Regarding theory, one could say that the social, relational aspects of photography – what John Roberts calls “the social ontology of photography” in the quote above - have been put forward by theory in the period of the existence of Photographies, inspired by for instance material culture studies, visual anthropology, affect studies and non-representational theory. Today we see less a structuralist focus of what a photographs is, less a post-structural focus of the determinating aspect of context, and more of a focus on what photography does; photography as interlocutor, photography as speech act, photography as a material object circulating, creating emotions and affect – I am referring to thinkers such as Margaret Olin, Ariella Azoulay, Elizabeth Edwards, Martha Langford, and many more. As Nigel Thrift writes in his book Non-Representational Theory. Space, Politics, Affect, representations of everyday culture can be seen as a way to articulate other forms of political agency and a call for a new ethics based on the recognition of the other. This is also in line with Ariella Azoulay’s ambition to connect photography with the term “civil imagination”. In her book Civil Imagination she advocates for an ontology of photography where we do not see the terms aesthetic and political as opponents and where we rather replace the term political with the term civil, or at least that we distinguish. She regards photography, not as a product but rather as an event, a meeting and a practice, which can at the same time reinforce and resist the oppressive reality of the people depicted in the photos. Nigel Thrift calls for new, interdisciplinary working methods to shed light on the everyday experience of both resistance and affect, at the same time as articulating “a politics of ordinary moments.” Such “ordinary moments” is exactly what the works of Klich and Enghoff are full of.

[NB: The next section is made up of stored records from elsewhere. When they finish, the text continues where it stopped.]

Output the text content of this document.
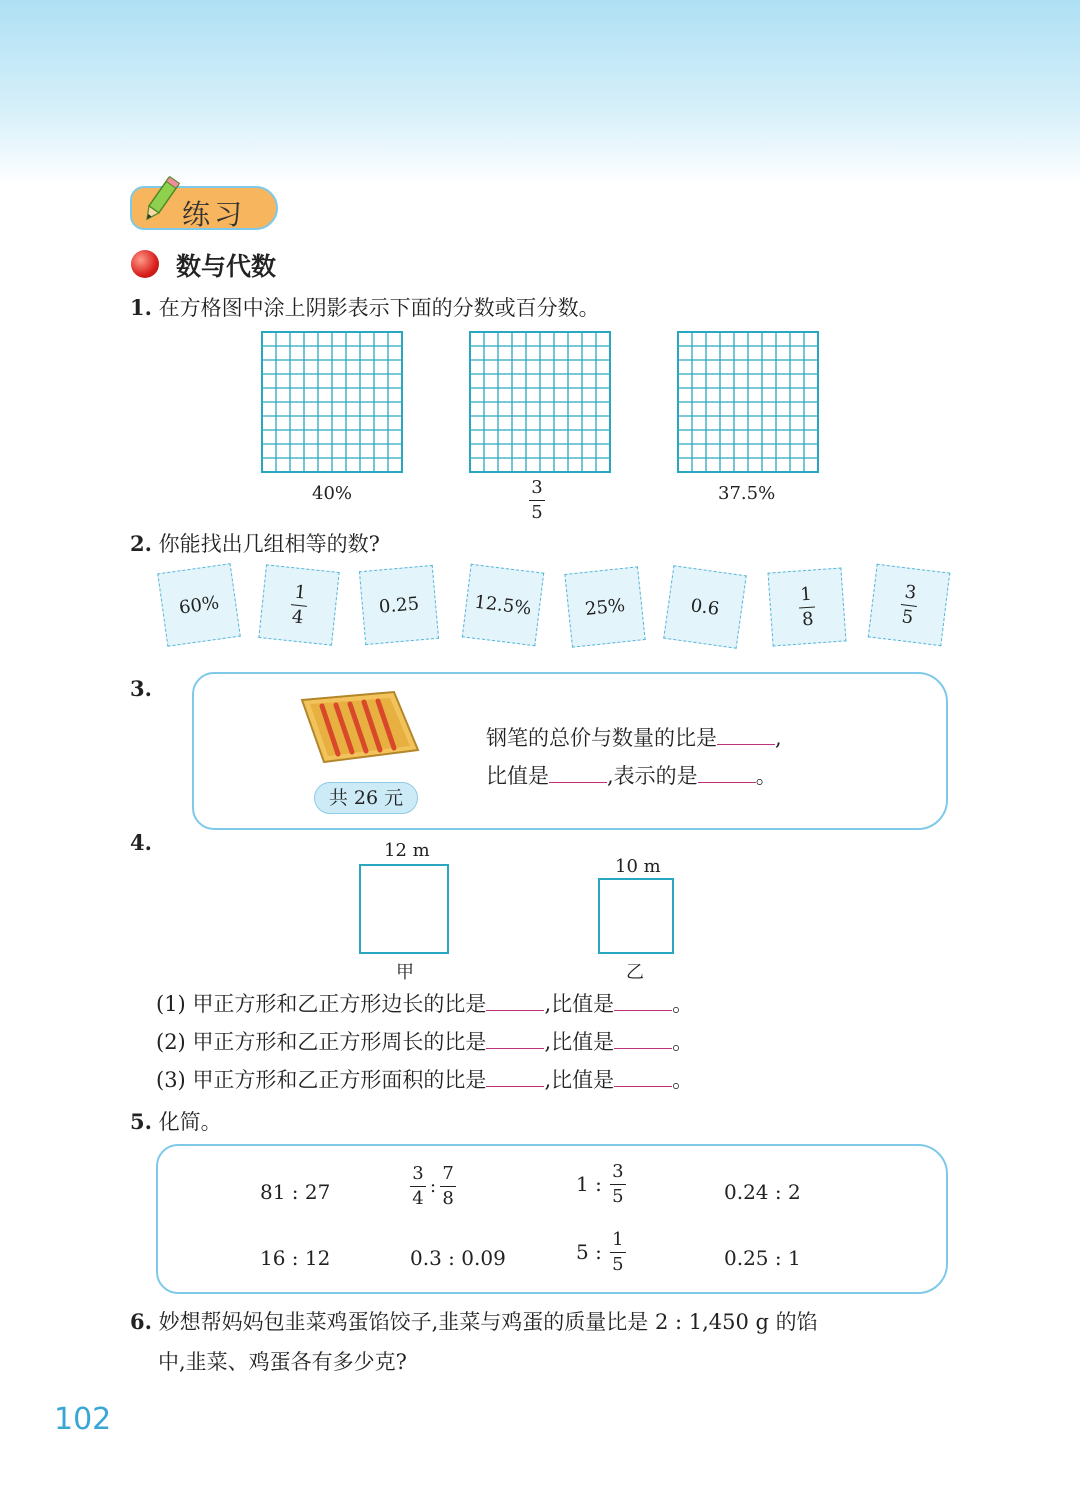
练习
数与代数
1. 在方格图中涂上阴影表示下面的分数或百分数。
40%	$\frac{3}{5}$	37.5%
2. 你能找出几组相等的数?
60%	$\frac{1}{4}$	0.25	12.5%	25%	0.6	$\frac{1}{8}$	$\frac{3}{5}$
3.
共 26 元
钢笔的总价与数量的比是	,
比值是	,表示的是	。
4.	12 m
甲
10 m
乙
(1) 甲正方形和乙正方形边长的比是	,比值是	。
(2) 甲正方形和乙正方形周长的比是	,比值是	。
(3) 甲正方形和乙正方形面积的比是	,比值是	。
5. 化简。
81 : 27	$\frac{3}{4}$ : $\frac{7}{8}$	1 : $\frac{3}{5}$	0.24 : 2
16 : 12	0.3 : 0.09	5 : $\frac{1}{5}$	0.25 : 1
6. 妙想帮妈妈包韭菜鸡蛋馅饺子,韭菜与鸡蛋的质量比是 2 : 1,450 g 的馅
中,韭菜、鸡蛋各有多少克?
102
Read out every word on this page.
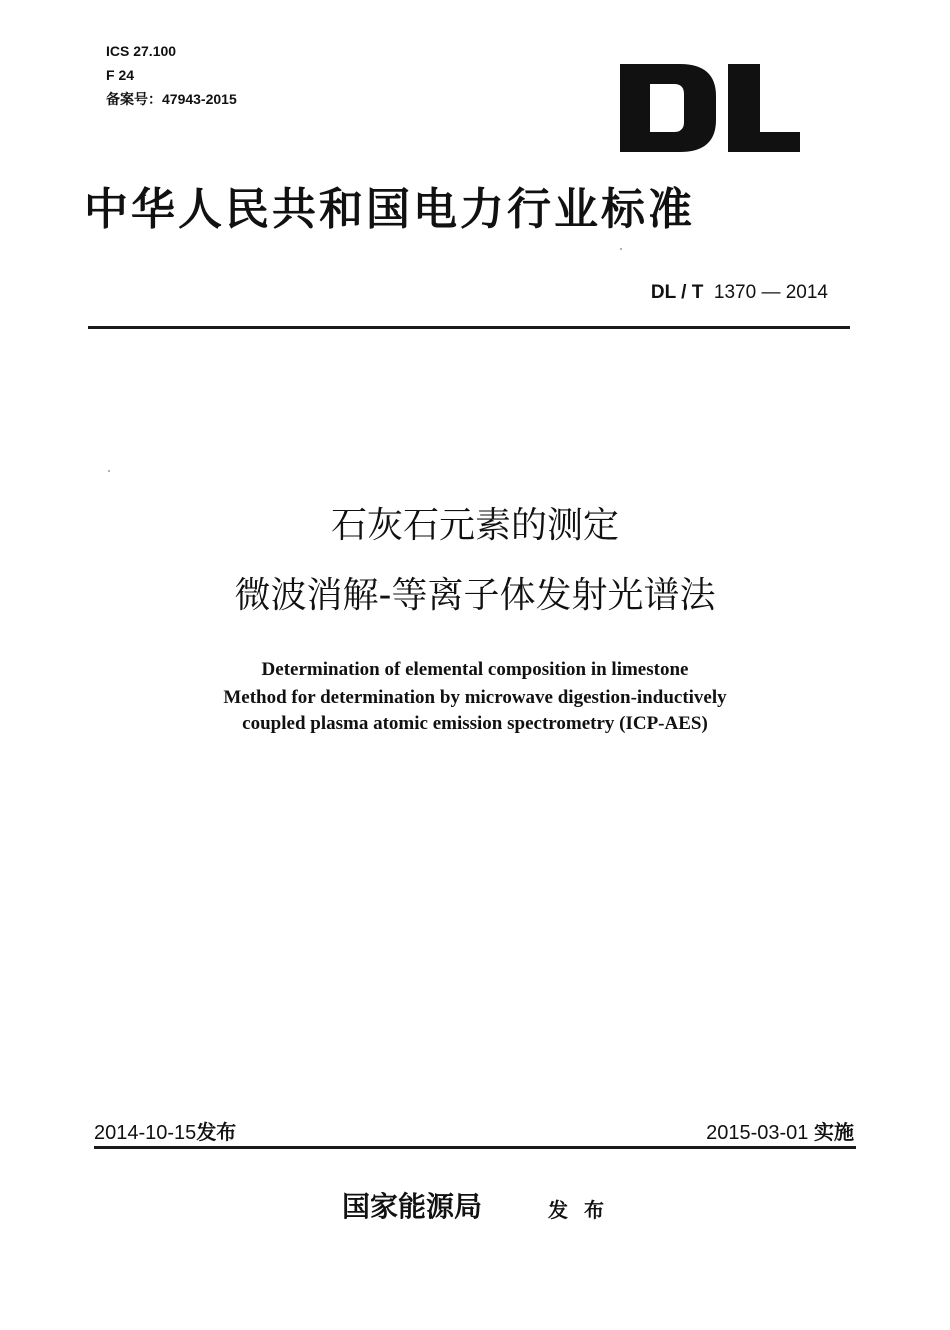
ICS 27.100
F 24
备案号：47943-2015
中华人民共和国电力行业标准
DL / T 1370 — 2014
石灰石元素的测定
微波消解-等离子体发射光谱法
Determination of elemental composition in limestone
Method for determination by microwave digestion-inductively
coupled plasma atomic emission spectrometry (ICP-AES)
2014-10-15发布	2015-03-01 实施
国家能源局	发布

These new – and one could argue, in many ways more ‘positive’ takes on photography, have been enormously fruitful in many ways. But as some critics, John Roberts for instance, have pointed out these takes of the everyday doings of photography run the risk of creating some kind of soft, egalitarian, utopian humanism, takes the assumption of a homogenous global audience and might ascribe too much emancipation to photography. But as the works of photographers such as Klich and Enghoff demonstrate, underlining the aspect of affect, subjectivity and emotions related to photography does not exclude criticism and cultural critique, neither by the academic nor the artist.